C’est plus pratique d’être assise là…
Un jour, ma mère appris que les « deux folles » du
rez-de-chaussée allaient bientôt déménager, et donc libérer leur appartement.
Certains disaient qu’elles devaient aller dans une maison de retraite, d’autres
que c’est dans un hôpital psychiatrique qu’elles iraient… Il est vrai qu’elles
avaient eu plusieurs fois des crises de démences, et que plusieurs fois elles
firent des séjours dans un établissement spécialisé. Ma mère parla de cette
opportunité à mon père, et ils décidèrent d’essayer d’obtenir ce logement.
Celui-ci était constitué d’un petit couloir, avec d’un coté des toilettes (les
seules toilettes à usage privatif de tout l’immeuble), puis une petite salle de
bain équipée d’une baignoire sabot, et de l’autre coté d’une petite cuisine. En
plus, il y avait des fenêtres qui donnaient sur les deux cotés de l’immeuble.
Il n’y avait pas de voisin à cet étage : l’appartement voisin seulement
accessible par le magasin servait de dépôt à celui-ci. Le couloir menait à une
large pièce à vivre et à une chambre. Ce logement était vraiment le seul de
l’immeuble qui offrait autant de confort ! Notre vie s’en trouverait
améliorée si nous habitions là. Mon père alla donc leur demander. Leur réponse
avait été des plus froides, et elles s’étaient montrées antipathiques suivant
leur habitude. Une d’entre elles avait dit qu’elles n’étaient pas prêtes de
partir, et que le jour où cela arriverait nous pourrions toujours attendre pour
habiter là. Puis la porte fut refermée brutalement. Mon père décida de
contacter la personne qui lui avait trouvé la première chambre louée dans
l’immeuble. L’homme avait une petite agence immobilière, et c’est lui qui était
en charge de trouver de nouveaux locataires. Il avait dit à mon père qu’il ne
se fasse pas de soucie à ce sujet, car les demoiselles étant criblées de dettes
qu’elles ne pouvaient plus payer depuis longtemps, que c’était une banque qui
avait racheté l’immeuble, et qu’elles n’avaient plus rien à dire sur le choix
des nouveaux locataires.

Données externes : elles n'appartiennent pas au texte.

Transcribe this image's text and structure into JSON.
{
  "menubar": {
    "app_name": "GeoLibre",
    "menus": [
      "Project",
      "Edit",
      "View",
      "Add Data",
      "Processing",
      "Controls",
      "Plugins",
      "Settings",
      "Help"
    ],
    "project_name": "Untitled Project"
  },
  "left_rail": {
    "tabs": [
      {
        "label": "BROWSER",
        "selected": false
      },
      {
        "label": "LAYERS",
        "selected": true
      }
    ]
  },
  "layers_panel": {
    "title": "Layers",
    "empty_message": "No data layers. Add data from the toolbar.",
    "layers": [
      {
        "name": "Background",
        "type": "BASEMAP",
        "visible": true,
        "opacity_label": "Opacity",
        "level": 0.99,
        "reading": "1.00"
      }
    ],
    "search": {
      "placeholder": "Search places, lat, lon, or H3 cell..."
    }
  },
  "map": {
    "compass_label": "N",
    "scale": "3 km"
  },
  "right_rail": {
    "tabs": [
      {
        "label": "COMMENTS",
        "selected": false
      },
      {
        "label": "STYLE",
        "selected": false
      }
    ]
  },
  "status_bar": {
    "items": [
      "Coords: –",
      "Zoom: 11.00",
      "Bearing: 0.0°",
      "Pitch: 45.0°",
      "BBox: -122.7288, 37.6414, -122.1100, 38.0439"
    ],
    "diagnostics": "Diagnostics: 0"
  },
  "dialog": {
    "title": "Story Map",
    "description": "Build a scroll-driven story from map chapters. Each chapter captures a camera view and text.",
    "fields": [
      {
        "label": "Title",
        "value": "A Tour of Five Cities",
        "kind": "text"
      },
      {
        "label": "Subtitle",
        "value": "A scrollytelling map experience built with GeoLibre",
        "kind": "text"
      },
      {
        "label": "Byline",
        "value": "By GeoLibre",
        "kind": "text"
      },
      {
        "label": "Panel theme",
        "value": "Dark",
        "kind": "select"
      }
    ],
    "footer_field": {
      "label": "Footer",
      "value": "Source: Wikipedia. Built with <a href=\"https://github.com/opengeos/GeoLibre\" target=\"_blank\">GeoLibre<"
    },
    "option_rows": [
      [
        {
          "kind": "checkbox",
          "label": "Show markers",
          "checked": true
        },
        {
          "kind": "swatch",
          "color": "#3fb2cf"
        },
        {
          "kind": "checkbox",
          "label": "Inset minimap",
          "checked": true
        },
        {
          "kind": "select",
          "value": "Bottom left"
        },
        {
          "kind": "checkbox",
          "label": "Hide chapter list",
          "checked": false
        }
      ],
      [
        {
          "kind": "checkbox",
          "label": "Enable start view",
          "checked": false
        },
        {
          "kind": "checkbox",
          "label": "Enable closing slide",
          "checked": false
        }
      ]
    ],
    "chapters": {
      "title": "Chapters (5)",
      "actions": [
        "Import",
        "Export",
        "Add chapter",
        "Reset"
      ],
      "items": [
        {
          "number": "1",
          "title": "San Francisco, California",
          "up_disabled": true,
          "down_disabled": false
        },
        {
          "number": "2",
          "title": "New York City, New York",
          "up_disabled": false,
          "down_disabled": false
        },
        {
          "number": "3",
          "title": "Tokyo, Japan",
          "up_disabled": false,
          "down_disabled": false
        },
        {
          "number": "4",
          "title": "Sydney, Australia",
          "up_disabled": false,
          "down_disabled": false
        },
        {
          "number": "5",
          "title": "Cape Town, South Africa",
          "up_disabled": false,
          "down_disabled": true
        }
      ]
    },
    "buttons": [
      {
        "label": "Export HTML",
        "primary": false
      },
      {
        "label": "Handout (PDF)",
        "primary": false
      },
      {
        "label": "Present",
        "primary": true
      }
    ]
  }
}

Il ajouta qu’il allait leur parler et que mes parents
pourraient visiter l’endroit dans les jours qui viennent. Le jour convenue, mes
parents les trouvèrent dans de bien meilleurs dispositions : elles étaient
presque aimables avec eux. L’une d’entre elles leur fit visiter l’endroit en
détail. Elle insistât tout spécialement au sujet des toilettes, et plus
précisément au sujet de l’abattant des toilettes qui était en bois :
c’était solide et on pouvait s’asseoir sans problème dessus. Elle répéta
plusieurs fois : « C’est très pratique d’être assise là, oui, c’est
plus pratique d’être assise là… ». Puis, elle décida de leur révéler son
secret, celui qui se cachait derrière ses « c’est plus pratique d’être
assise là ». Elle expliqua, en mimant l’action, que, quand elle voulait
écosser des petits pois ou bien enlever les fils des haricots verts ou encore
trier des lentilles, elle laissait la porte des toilettes ouverte, mettait un
coussin sur le fameux abattant, installait un tabouret devant les toilettes et
un récipient avec les légumes dessus celui-ci, un autre récipient parterre pour
les déchets, et assise sur le « trône » elle effectuait sa tache.
C’était vraiment très pratique d’être assise là…
L’appartement était plutôt sale, malodorant et encombré d’un tas de
vieilleries juste bonnes pour la poubelle, mais une fois vidé et nettoyer, il
allait s’avérer assez confortable.
Après un peu
plus de deux ans, nous pouvions enfin vivre normalement.